NO TWO CITIES ARE THE SAME
CEOs and Sales Leaders often ask me for my recommendation on what expansion location is best. Betts is in both established tech hubs and emerging markets. Each type of location has their pros and cons. You should prioritize culture as a way to determine whether or not a city is right for your company’s product or solution, regardless of established or emerging tech environments. Also, make sure your office space is sales friendly. Starting off in a co-working space like WeWork is a simple workaround to a long-term contract. You can explore a new territory without a real estate commitment. However, make sure you aren’t stifled in a communal work area. If you can’t make calls or host clients because you don’t want to disrupt your neighbors, you can’t turn a profit.
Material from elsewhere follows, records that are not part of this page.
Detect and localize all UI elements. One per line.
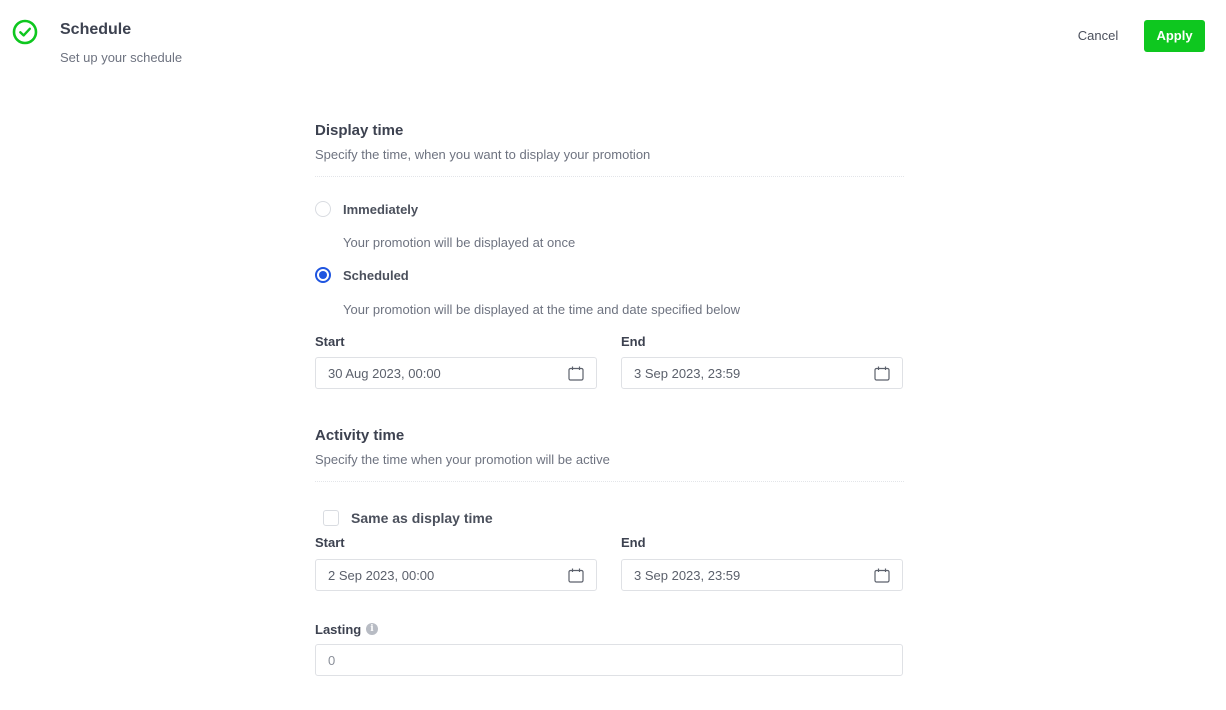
display-start-date-input[interactable]: 30 Aug 2023, 00:00 xyxy=(315,357,597,389)
radio-immediately-description: Your promotion will be displayed at once xyxy=(343,235,576,250)
calendar-icon[interactable] xyxy=(874,568,890,583)
radio-scheduled-description: Your promotion will be displayed at the … xyxy=(343,302,740,317)
check-circle-icon xyxy=(12,19,38,45)
apply-button[interactable]: Apply xyxy=(1144,20,1205,52)
calendar-icon[interactable] xyxy=(874,366,890,381)
radio-scheduled[interactable] xyxy=(315,267,331,283)
same-as-display-checkbox[interactable] xyxy=(323,510,339,526)
activity-end-value: 3 Sep 2023, 23:59 xyxy=(634,568,741,583)
display-end-value: 3 Sep 2023, 23:59 xyxy=(634,366,741,381)
calendar-icon[interactable] xyxy=(568,366,584,381)
lasting-label: Lasting xyxy=(315,622,362,637)
radio-immediately[interactable] xyxy=(315,201,331,217)
info-icon[interactable]: i xyxy=(366,623,378,635)
page-subtitle: Set up your schedule xyxy=(60,50,183,65)
lasting-input[interactable] xyxy=(315,644,903,676)
same-as-display-label[interactable]: Same as display time xyxy=(351,510,493,526)
display-end-date-input[interactable]: 3 Sep 2023, 23:59 xyxy=(621,357,903,389)
activity-end-label: End xyxy=(621,535,646,550)
radio-immediately-label[interactable]: Immediately xyxy=(343,202,418,217)
activity-start-date-input[interactable]: 2 Sep 2023, 00:00 xyxy=(315,559,597,591)
display-end-label: End xyxy=(621,334,646,349)
display-start-value: 30 Aug 2023, 00:00 xyxy=(328,366,441,381)
activity-time-title: Activity time xyxy=(315,427,405,444)
cancel-button[interactable]: Cancel xyxy=(1066,21,1130,51)
activity-start-label: Start xyxy=(315,535,345,550)
display-start-label: Start xyxy=(315,334,345,349)
calendar-icon[interactable] xyxy=(568,568,584,583)
display-time-description: Specify the time, when you want to displ… xyxy=(315,147,651,162)
radio-scheduled-label[interactable]: Scheduled xyxy=(343,268,409,283)
activity-end-date-input[interactable]: 3 Sep 2023, 23:59 xyxy=(621,559,903,591)
page-title: Schedule xyxy=(60,21,132,38)
activity-start-value: 2 Sep 2023, 00:00 xyxy=(328,568,435,583)
divider xyxy=(315,481,904,482)
activity-time-description: Specify the time when your promotion wil… xyxy=(315,452,610,467)
divider xyxy=(315,176,904,177)
display-time-title: Display time xyxy=(315,122,404,139)
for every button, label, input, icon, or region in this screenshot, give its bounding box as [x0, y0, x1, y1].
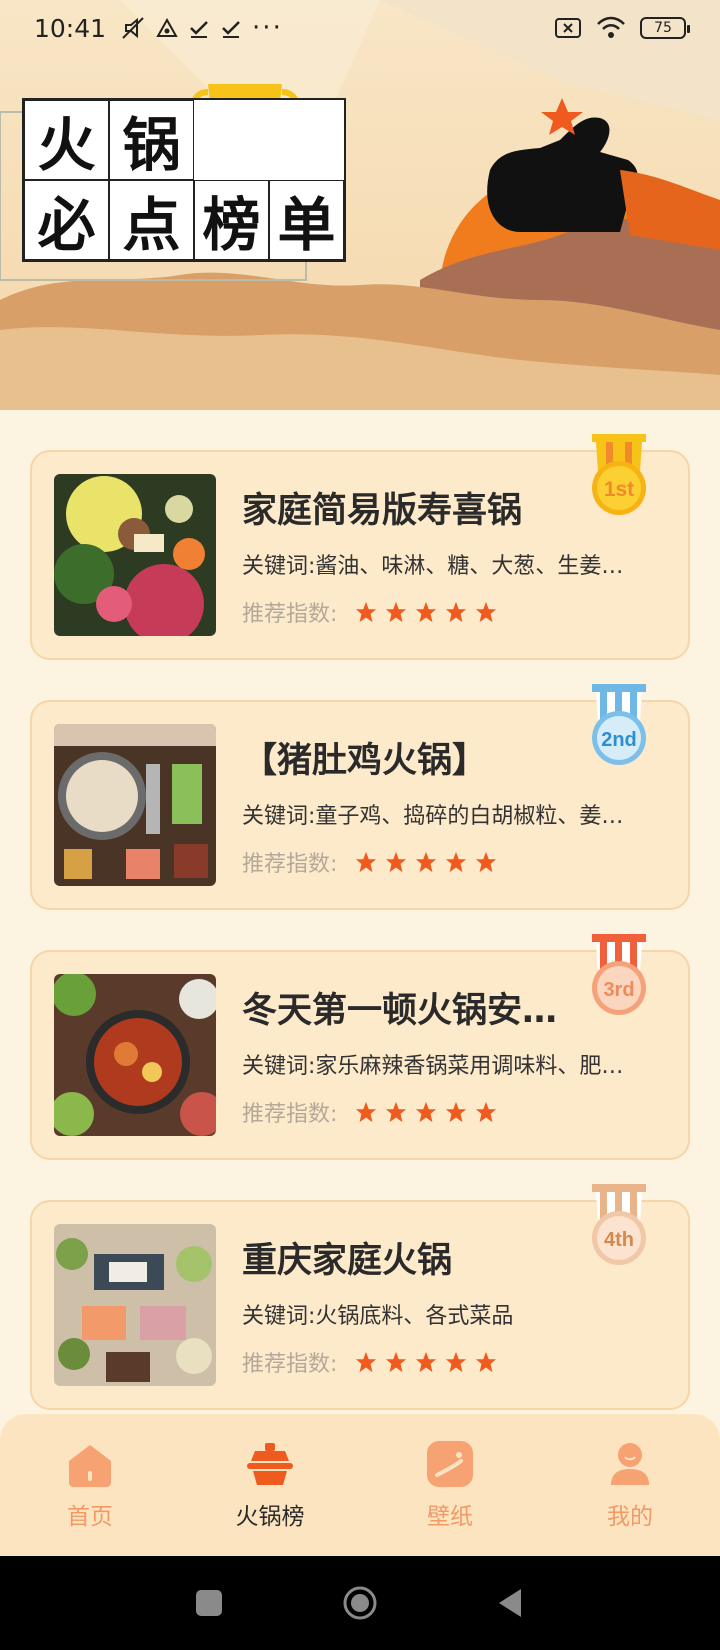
- star-icon: [386, 1351, 407, 1373]
- star-icon: [446, 1101, 467, 1123]
- status-time: 10:41: [34, 13, 107, 43]
- wallpaper-icon: [427, 1441, 473, 1487]
- recipe-image: [54, 724, 216, 886]
- recipe-keywords: 关键词:家乐麻辣香锅菜用调味料、肥…: [242, 1054, 624, 1079]
- star-icon: [476, 1351, 497, 1373]
- sync-icon: [156, 17, 178, 37]
- rank-label: 2nd: [601, 729, 637, 751]
- star-icon: [446, 601, 467, 623]
- rank-label: 3rd: [603, 979, 634, 1001]
- recipe-title: 重庆家庭火锅: [242, 1241, 453, 1281]
- rank-label: 4th: [604, 1229, 634, 1251]
- recipe-card[interactable]: 家庭简易版寿喜锅 关键词:酱油、味淋、糖、大葱、生姜… 推荐指数: 1st: [30, 434, 690, 660]
- star-icon: [416, 1101, 437, 1123]
- sim-off-icon: [555, 18, 581, 38]
- hotpot-icon: [247, 1443, 293, 1485]
- download-done-icon: [190, 21, 208, 38]
- rating-label: 推荐指数:: [242, 1352, 338, 1377]
- recipe-rating: 推荐指数:: [242, 1096, 497, 1128]
- rank-label: 1st: [604, 478, 634, 501]
- recent-apps-button[interactable]: [191, 1585, 227, 1621]
- recipe-card[interactable]: 冬天第一顿火锅安… 关键词:家乐麻辣香锅菜用调味料、肥… 推荐指数: 3rd: [30, 934, 690, 1160]
- rating-label: 推荐指数:: [242, 602, 338, 627]
- rank-medal-gold: 1st: [592, 434, 646, 515]
- sukiyaki-photo: [54, 474, 216, 636]
- rank-medal-bronze: 3rd: [592, 934, 646, 1015]
- star-icon: [416, 1351, 437, 1373]
- tab-hotpot-ranking[interactable]: 火锅榜: [180, 1439, 360, 1531]
- banner-title-char: 单: [269, 180, 344, 260]
- star-icon: [386, 851, 407, 873]
- status-bar: 10:41 ··· 75: [0, 0, 720, 56]
- recipe-rating: 推荐指数:: [242, 846, 497, 878]
- tab-label: 我的: [607, 1504, 653, 1530]
- back-button[interactable]: [493, 1585, 529, 1621]
- recipe-card[interactable]: 【猪肚鸡火锅】 关键词:童子鸡、捣碎的白胡椒粒、姜… 推荐指数: 2nd: [30, 684, 690, 910]
- wifi-icon: [597, 16, 625, 38]
- banner-title-char: 锅: [109, 100, 194, 180]
- recipe-title: 家庭简易版寿喜锅: [242, 491, 523, 531]
- star-rating: [355, 851, 497, 873]
- bottom-tab-bar: 首页 火锅榜 壁纸 我的: [0, 1414, 720, 1556]
- recipe-image: [54, 1224, 216, 1386]
- chongqing-hotpot-photo: [54, 1224, 216, 1386]
- star-icon: [476, 601, 497, 623]
- recipe-keywords: 关键词:火锅底料、各式菜品: [242, 1304, 514, 1329]
- recipe-rating: 推荐指数:: [242, 596, 497, 628]
- recipe-title: 【猪肚鸡火锅】: [242, 741, 488, 781]
- tab-wallpaper[interactable]: 壁纸: [360, 1439, 540, 1531]
- recipe-rating: 推荐指数:: [242, 1346, 497, 1378]
- tab-label: 壁纸: [427, 1504, 473, 1530]
- recipe-image: [54, 474, 216, 636]
- rank-medal-silver: 2nd: [592, 684, 646, 765]
- home-button[interactable]: [342, 1585, 378, 1621]
- star-icon: [356, 601, 377, 623]
- recipe-list: 家庭简易版寿喜锅 关键词:酱油、味淋、糖、大葱、生姜… 推荐指数: 1st 【猪…: [30, 434, 690, 1450]
- star-rating: [355, 1351, 497, 1373]
- home-icon: [69, 1445, 111, 1487]
- battery-level: 75: [654, 20, 672, 36]
- download-done-icon: [222, 21, 240, 38]
- star-rating: [355, 601, 497, 623]
- rating-label: 推荐指数:: [242, 1102, 338, 1127]
- star-icon: [356, 851, 377, 873]
- star-icon: [476, 1101, 497, 1123]
- winter-hotpot-photo: [54, 974, 216, 1136]
- banner-title-char: 火: [24, 100, 109, 180]
- banner-title: 火 锅 必 点 榜 单: [22, 98, 346, 262]
- tab-profile[interactable]: 我的: [540, 1439, 720, 1531]
- recipe-card[interactable]: 重庆家庭火锅 关键词:火锅底料、各式菜品 推荐指数: 4th: [30, 1184, 690, 1410]
- star-rating: [355, 1101, 497, 1123]
- star-icon: [476, 851, 497, 873]
- star-icon: [416, 601, 437, 623]
- profile-icon: [611, 1443, 649, 1485]
- battery-icon: 75: [640, 17, 690, 39]
- recipe-image: [54, 974, 216, 1136]
- star-icon: [386, 601, 407, 623]
- tab-label: 火锅榜: [235, 1504, 305, 1530]
- recipe-title: 冬天第一顿火锅安…: [242, 991, 558, 1031]
- more-notifications-icon: ···: [252, 13, 283, 43]
- star-icon: [446, 851, 467, 873]
- banner-title-char: 点: [109, 180, 194, 260]
- star-icon: [446, 1351, 467, 1373]
- recipe-keywords: 关键词:酱油、味淋、糖、大葱、生姜…: [242, 554, 624, 579]
- mute-icon: [122, 17, 144, 39]
- hotpot-ranking-banner: ✦ ✦ 火 锅 必 点 榜 单: [0, 0, 720, 410]
- star-icon: [386, 1101, 407, 1123]
- tab-home[interactable]: 首页: [0, 1439, 180, 1531]
- recipe-keywords: 关键词:童子鸡、捣碎的白胡椒粒、姜…: [242, 804, 624, 829]
- pork-belly-chicken-hotpot-photo: [54, 724, 216, 886]
- tab-label: 首页: [67, 1504, 113, 1530]
- rank-medal-fourth: 4th: [592, 1184, 646, 1265]
- rating-label: 推荐指数:: [242, 852, 338, 877]
- banner-title-char: 榜: [194, 180, 269, 260]
- star-icon: [416, 851, 437, 873]
- star-icon: [356, 1351, 377, 1373]
- star-icon: [356, 1101, 377, 1123]
- system-navigation-bar: [0, 1556, 720, 1650]
- banner-title-char: 必: [24, 180, 109, 260]
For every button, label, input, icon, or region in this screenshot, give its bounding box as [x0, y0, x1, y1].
But what about Europe? If you’re looking to expand, Europe offers a brand new area to target and is appealing to many companies. My experience at Betts expanding from San Francisco to New York to London was eye-opening. We realized we had a lot to learn about the culture, talent pool, and the timeline for success. If you’re deciding between domestic and foreign expansion, you need to understand your target.
The sales cycle to recruit in Europe is much slower. We’ve found that there is less SaaS-experienced talent available. Companies that we see as established are viewed as startups. Comparing Europe to San Francisco reveals remarkable different experiences, expectations, and realities. Expanding to Europe as an investment that takes time to develop. I’ve learned that expanding to Europe always takes longer than anticipated to become profitable. Setting a realistic timeline, reasonable goals, and taking the time to understand the workings of your new area is how your company will become successful in Europe.
SO HOW SHOULD YOU START?
Regardless of your current success, set the right expectations. Start small to grow your company. Find a core team, pick a location that makes sense for your business, and do your research. Today’s ARR race can sweep many VPs and CEOs into a whirlwind of data analysis, projections, and rash decisions. Don’t lose sight of the basics of how you initially started your headquarters. You found success without access to these larger tools because you understood your market and matched to your culture. The same applies for your expansion.